There are wine names that all of us winos etch into our memories: individuals such as Dom Perignon, Robert Mondavi, Robert Parker; estates or prestigious wines: Margaux, Lafite, Screaming Eagle, etc. But there’s another name in the wine news these days, and it’s a name that cautions us about how wine has become a supremely profitable commodity for slippery characters or reassures us that wine has become a significant part of the global market and is thus assured a solid economic future.
The name in today’s wine news — including the December issue of DECANTER — is Rudy Kurniawan who now faces decades in jail for wheeling and dealing in fraudulent wines and wine deals. Millions of dollars. Millions. Fake wine or fraudulently represented wine has become big business. Both Scotland Yard and the FBI have dedicated staff to tracking down and identifying wines that are not what they are purported to be. One of my favorite sources of information about the excessive costs involved in trading, selling, and stealing prestigious wines is Peter Mayle’s novel, “The Vintage Caper.”
Kuriawan’s caper, however, has not caused me to suspect the contents of my bottles of Georges Duboeuf’s Beaujolais or Bogle’s Cabernet Sauvignon. In fact, experts say that wines priced at under $50 are never of interest to those who would falsify their credentials. The dealers in Kurniawan’s class go for top flight Burgundy, Bordeaux, Piedmont, Napa, or bottles with a specific history of ownership by noted personalities. In general, the wines available from reliable retailers are not suspect.
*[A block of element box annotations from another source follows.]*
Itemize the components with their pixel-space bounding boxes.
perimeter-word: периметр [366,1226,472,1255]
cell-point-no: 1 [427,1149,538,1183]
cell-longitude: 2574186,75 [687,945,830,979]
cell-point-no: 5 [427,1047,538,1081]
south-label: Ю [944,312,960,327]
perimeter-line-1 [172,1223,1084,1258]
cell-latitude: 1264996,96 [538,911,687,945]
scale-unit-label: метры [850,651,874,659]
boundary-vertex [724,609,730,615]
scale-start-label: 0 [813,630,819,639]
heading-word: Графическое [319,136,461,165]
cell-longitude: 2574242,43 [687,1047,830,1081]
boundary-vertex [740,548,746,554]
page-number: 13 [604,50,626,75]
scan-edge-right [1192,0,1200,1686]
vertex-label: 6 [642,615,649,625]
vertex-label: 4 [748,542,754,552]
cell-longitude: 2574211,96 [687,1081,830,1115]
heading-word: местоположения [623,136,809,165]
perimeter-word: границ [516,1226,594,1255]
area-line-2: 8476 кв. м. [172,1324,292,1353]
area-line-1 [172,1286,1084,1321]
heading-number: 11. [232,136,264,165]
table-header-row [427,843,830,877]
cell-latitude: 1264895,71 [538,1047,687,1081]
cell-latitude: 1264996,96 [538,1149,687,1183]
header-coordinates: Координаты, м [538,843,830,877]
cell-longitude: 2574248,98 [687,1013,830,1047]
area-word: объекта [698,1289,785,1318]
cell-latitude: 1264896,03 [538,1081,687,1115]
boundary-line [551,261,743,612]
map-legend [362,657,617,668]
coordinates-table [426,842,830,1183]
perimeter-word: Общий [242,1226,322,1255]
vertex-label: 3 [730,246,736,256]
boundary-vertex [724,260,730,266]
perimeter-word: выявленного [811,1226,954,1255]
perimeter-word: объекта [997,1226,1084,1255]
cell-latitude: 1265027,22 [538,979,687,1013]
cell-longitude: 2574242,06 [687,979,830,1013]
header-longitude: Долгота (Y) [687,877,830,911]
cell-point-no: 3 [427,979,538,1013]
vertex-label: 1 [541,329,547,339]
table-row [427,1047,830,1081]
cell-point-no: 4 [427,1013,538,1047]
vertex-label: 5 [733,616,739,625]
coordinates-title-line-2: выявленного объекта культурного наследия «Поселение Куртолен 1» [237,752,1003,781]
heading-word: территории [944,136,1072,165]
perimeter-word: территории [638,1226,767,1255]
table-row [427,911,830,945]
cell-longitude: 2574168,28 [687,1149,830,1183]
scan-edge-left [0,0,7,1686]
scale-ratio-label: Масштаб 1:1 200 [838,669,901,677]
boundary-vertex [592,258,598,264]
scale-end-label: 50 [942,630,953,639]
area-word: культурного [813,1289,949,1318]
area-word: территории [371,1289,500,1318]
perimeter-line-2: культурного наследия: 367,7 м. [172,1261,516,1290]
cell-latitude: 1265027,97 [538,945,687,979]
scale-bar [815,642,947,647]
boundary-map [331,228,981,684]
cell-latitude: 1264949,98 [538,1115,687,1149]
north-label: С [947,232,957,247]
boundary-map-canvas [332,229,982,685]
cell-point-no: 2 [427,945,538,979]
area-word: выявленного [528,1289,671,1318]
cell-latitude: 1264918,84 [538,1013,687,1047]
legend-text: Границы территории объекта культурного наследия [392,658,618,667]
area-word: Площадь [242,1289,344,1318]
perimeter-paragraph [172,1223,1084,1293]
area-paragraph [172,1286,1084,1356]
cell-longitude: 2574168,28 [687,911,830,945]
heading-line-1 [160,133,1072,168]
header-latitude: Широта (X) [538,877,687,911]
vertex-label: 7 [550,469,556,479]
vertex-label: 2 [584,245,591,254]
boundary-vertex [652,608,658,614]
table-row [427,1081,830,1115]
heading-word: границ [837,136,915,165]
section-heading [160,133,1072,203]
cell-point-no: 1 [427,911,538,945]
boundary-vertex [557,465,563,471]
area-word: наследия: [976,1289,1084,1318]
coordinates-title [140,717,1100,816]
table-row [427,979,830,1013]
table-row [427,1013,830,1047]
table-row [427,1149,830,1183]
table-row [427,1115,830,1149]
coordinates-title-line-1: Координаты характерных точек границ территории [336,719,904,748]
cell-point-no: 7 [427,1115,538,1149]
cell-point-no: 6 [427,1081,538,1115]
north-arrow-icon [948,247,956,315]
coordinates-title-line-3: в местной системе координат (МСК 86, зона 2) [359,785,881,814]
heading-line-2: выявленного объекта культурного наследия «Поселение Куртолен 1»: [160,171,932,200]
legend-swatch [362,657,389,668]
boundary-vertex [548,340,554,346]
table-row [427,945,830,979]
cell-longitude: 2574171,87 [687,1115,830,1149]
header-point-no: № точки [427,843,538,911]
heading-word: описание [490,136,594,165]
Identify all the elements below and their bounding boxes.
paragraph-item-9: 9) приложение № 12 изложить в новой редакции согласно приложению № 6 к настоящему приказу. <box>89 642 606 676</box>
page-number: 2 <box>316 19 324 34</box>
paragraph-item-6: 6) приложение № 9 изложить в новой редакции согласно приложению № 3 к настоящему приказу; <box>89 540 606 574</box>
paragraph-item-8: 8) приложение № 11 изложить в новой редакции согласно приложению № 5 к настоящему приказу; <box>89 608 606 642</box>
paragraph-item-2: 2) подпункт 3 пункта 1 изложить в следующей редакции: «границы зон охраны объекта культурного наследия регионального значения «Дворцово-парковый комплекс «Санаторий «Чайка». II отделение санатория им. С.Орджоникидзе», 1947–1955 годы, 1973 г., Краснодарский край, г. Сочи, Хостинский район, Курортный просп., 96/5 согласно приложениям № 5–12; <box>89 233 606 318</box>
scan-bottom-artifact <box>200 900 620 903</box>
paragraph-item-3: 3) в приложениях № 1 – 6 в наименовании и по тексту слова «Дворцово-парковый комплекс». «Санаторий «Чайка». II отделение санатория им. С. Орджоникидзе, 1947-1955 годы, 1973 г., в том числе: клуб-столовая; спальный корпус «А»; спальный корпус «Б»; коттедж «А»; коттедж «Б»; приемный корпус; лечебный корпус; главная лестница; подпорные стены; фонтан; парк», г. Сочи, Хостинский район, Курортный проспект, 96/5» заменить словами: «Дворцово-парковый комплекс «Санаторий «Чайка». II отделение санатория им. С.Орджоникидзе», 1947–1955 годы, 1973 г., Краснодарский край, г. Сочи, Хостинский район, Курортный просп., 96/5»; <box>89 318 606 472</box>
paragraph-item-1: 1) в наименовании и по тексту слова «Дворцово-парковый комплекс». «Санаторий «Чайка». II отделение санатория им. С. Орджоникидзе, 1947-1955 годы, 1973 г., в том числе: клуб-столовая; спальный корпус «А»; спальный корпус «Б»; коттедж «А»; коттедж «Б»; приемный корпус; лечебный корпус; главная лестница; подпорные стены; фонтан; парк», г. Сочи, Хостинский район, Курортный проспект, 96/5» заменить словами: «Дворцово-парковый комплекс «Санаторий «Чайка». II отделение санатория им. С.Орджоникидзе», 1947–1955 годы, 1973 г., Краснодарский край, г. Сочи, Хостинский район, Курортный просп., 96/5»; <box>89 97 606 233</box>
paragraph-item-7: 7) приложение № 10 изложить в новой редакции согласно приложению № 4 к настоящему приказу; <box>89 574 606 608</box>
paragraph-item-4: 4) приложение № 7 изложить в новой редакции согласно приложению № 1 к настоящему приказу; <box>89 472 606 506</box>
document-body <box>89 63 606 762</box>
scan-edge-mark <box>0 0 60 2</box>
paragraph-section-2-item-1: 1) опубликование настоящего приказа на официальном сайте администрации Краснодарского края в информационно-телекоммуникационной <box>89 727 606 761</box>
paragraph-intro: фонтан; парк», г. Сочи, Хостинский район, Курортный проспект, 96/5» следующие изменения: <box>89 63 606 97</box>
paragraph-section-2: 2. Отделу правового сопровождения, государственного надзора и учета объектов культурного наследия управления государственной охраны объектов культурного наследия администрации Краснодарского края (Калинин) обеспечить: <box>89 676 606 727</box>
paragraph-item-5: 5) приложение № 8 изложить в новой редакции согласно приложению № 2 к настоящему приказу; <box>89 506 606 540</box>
Most fraud has been perpetrated through auctions where cases are sold without ever being opened, shipped off to a warehouse to await resale or maturation, often years before being opened and examined and/or tasted. Most typically, the grand wine has been removed and replaced with a lesser wine. Or a fine wine label replaces the label on a not-so-fine wine. Difficult? Yes, of course. But doable, especially when thousands and thousands of dollars are in the offing. Fortunately, auction companies are now beginning to challenge the authenticity of their bottles to be sure they are selling what they say they are.
The uncovering of Rudy Kurniawan is an interesting story in itself. The hero is one of Burgundy’s eminent producesr, Laurent Ponsot, who in 2008 learned that 97 bottles of his wine, estimated value over a million dollars, were to be auctioned in New York. He was surprised to learn that one of them was a 1929 Clos de la Roche , a wine his estate did not produce until 1934. Another 38 bottles of 1945 Clos St-Denis got his attention because his estate did not produce those wines until the 1980s. Ponsot made a sudden trip to New York just in time to nullify the sale and to launch an investigation. It was Ponsot, in fact, who put the FBI on the trail, and in March of this year, they nailed Kurniawan.
This story is readily available in the wine press and makes for interesting reading. I point it out only to illustrate that wine is indeed valuable enough to be the subject of high-level crime. When we imbibe our favorite beverage, we are partaking of great value.
In spite of my point above, I now look at the labels of my $15 to $20 bottles to see if they match the general character of that estate’s past labels, to make sure the cork is properly stamped, and the appearance of the wine in the glass resembles what the vintage date suggests it should. No, I don’t have equipment to perfom chromotography to measure the ratio of stable isotopes to hydrogen in alcohol or to verify the wine’s DNA, but I’m pleased that our law enforcement agencies are able to do so. When it’s time for me to buy a $2,000 bottle of Petrus, I want to be sure it’s the real thing.